|
LA REUNIÓN DE
FORT LAUDERDALE 2005
FORT LAUDERDALE 2005 REUNION - PAGE 9
Click
on the photos below for larger versions.
After the Battle
of Lepanto Cervantes remained in hospital for around six months, before his
wounds were sufficiently healed to allow his joining the colors again.[11]
From 1572 to 1575, based mainly in Naples, he continued his soldier's life: he
participated in expeditions to Corfu
and Navarino, and
saw the fall of Tunis
and La
Goletta to the Turks
in 1574.[12]
On 6 or 7 September 1575 Cervantes set sail on the galley
Sol from Naples to Barcelona,
with letters of commendation to the king from the duke de Sessa.[13]

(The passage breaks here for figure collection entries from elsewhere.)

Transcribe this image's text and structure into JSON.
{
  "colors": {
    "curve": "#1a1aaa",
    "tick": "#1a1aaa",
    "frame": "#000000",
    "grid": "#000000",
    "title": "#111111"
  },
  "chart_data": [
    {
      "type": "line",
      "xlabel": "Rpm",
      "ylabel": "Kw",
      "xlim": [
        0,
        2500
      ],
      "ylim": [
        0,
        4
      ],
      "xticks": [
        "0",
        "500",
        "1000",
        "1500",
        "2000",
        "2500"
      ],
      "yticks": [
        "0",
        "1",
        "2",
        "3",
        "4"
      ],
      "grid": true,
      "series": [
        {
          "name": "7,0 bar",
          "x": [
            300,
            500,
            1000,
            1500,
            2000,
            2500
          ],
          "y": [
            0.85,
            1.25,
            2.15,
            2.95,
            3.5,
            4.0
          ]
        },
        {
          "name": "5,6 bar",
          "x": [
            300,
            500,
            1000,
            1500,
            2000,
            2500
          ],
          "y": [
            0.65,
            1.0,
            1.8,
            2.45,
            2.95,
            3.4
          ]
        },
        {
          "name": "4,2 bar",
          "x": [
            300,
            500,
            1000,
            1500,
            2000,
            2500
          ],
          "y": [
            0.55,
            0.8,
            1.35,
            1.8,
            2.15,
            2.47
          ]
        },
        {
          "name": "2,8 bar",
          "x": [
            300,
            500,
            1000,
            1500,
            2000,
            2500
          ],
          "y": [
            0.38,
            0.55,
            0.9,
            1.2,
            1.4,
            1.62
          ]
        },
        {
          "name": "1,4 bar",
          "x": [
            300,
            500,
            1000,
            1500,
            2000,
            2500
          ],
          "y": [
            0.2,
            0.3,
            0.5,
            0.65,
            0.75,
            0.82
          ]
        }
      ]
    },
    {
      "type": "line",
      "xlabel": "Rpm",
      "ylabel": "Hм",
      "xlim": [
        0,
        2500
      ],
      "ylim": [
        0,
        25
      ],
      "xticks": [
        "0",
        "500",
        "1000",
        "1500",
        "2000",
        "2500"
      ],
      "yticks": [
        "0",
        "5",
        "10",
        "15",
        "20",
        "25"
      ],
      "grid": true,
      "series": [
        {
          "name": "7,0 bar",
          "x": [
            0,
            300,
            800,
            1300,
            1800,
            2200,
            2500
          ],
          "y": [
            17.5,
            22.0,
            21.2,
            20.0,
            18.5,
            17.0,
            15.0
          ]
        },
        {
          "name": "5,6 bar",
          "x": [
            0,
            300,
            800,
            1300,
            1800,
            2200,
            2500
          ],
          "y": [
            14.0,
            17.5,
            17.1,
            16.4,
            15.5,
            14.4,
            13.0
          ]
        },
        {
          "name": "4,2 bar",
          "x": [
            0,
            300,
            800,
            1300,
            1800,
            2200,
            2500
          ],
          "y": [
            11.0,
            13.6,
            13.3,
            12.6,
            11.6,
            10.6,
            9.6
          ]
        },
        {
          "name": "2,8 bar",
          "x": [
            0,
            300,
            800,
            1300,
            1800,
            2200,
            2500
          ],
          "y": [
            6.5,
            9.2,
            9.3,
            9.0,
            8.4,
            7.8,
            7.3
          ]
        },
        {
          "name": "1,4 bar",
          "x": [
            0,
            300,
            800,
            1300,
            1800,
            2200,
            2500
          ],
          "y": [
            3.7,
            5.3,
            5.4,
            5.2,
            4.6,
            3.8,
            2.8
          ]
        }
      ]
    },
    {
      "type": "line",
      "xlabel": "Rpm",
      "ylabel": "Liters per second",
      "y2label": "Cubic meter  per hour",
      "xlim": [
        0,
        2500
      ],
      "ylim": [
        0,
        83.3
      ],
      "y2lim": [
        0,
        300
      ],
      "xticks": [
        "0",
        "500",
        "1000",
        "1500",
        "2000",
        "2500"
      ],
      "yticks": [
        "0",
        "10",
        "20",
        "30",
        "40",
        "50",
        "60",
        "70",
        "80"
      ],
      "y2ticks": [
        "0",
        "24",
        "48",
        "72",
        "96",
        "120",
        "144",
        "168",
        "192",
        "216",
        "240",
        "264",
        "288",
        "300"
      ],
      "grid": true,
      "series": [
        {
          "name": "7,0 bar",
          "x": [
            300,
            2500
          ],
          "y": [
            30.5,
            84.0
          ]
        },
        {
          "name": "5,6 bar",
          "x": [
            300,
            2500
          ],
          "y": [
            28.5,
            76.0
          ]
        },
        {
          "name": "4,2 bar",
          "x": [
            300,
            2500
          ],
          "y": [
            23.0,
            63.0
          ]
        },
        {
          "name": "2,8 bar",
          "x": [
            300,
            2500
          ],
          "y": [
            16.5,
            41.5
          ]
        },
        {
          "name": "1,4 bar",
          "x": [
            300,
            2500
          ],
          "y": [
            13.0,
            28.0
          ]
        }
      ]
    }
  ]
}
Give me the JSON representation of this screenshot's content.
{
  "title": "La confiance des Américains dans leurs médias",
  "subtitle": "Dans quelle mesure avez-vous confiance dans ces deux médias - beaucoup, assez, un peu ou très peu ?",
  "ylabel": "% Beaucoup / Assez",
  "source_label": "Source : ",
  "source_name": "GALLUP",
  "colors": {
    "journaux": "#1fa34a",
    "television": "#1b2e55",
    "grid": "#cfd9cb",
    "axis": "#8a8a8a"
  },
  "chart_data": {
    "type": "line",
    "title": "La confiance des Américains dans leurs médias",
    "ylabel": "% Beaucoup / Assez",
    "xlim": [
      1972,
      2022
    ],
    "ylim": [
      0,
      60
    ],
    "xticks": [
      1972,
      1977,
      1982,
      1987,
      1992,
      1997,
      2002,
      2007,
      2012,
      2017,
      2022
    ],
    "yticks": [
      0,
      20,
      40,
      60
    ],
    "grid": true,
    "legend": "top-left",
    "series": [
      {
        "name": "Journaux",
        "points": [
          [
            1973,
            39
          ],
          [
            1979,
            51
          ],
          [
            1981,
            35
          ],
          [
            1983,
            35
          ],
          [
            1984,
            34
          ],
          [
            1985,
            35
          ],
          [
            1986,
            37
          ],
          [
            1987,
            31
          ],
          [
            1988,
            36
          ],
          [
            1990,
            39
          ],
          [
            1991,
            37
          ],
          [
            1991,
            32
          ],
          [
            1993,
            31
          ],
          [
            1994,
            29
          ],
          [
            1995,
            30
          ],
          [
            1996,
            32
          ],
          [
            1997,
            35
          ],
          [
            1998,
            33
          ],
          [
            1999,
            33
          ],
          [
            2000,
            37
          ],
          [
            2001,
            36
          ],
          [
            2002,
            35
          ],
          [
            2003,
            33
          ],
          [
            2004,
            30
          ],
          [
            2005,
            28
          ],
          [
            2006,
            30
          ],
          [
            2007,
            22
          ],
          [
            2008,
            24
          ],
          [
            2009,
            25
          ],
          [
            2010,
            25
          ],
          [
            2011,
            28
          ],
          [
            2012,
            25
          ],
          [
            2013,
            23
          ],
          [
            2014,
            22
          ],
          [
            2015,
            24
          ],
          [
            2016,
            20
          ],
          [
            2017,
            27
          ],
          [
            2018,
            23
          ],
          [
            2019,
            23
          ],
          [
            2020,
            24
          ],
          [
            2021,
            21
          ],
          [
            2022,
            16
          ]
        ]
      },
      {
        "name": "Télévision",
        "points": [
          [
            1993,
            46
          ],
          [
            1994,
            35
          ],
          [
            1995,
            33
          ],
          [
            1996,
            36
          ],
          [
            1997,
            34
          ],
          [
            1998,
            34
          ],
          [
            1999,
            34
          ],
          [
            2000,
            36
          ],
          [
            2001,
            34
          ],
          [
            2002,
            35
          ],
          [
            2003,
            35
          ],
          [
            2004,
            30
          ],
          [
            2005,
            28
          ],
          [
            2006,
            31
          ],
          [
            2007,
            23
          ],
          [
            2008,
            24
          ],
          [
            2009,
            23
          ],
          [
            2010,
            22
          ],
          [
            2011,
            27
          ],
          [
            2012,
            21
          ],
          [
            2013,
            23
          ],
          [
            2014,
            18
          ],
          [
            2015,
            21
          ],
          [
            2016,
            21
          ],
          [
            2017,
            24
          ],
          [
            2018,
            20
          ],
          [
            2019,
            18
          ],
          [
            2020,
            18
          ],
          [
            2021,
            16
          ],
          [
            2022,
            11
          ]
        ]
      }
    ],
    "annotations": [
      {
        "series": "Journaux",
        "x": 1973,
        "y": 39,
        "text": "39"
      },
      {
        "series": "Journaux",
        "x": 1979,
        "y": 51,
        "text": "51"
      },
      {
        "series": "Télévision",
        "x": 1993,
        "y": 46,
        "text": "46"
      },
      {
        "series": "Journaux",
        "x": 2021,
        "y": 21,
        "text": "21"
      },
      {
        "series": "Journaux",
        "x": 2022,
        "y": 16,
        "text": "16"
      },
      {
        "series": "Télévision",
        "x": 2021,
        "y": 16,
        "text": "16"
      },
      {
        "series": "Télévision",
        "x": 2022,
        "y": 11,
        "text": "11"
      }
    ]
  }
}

On the morning of September 26, as the Sol approached the Catalan coast,
it was attacked by Algerian
corsairs. After significant resistance, in which the captain and many crew
members were killed, the surviving passengers were taken to Algiers
as captives.[14]
After five years spent as a slave
in Algiers, and four unsuccessful escape attempts, he was ransomed by his
parents and the Trinitarians
and returned to his family in Madrid. Not surprisingly, this period of
Cervantes' life supplied subject matter for several of his literary works,
notably the Captive's tale in Don Quixote and the two plays set in
Algiers – El Trato de Argel (The Treaty of Algiers) and Los
Baños de Argel (The Baths of Algiers) – as well as episodes
in a number of other writings, although never in straight autobiographical form.[2]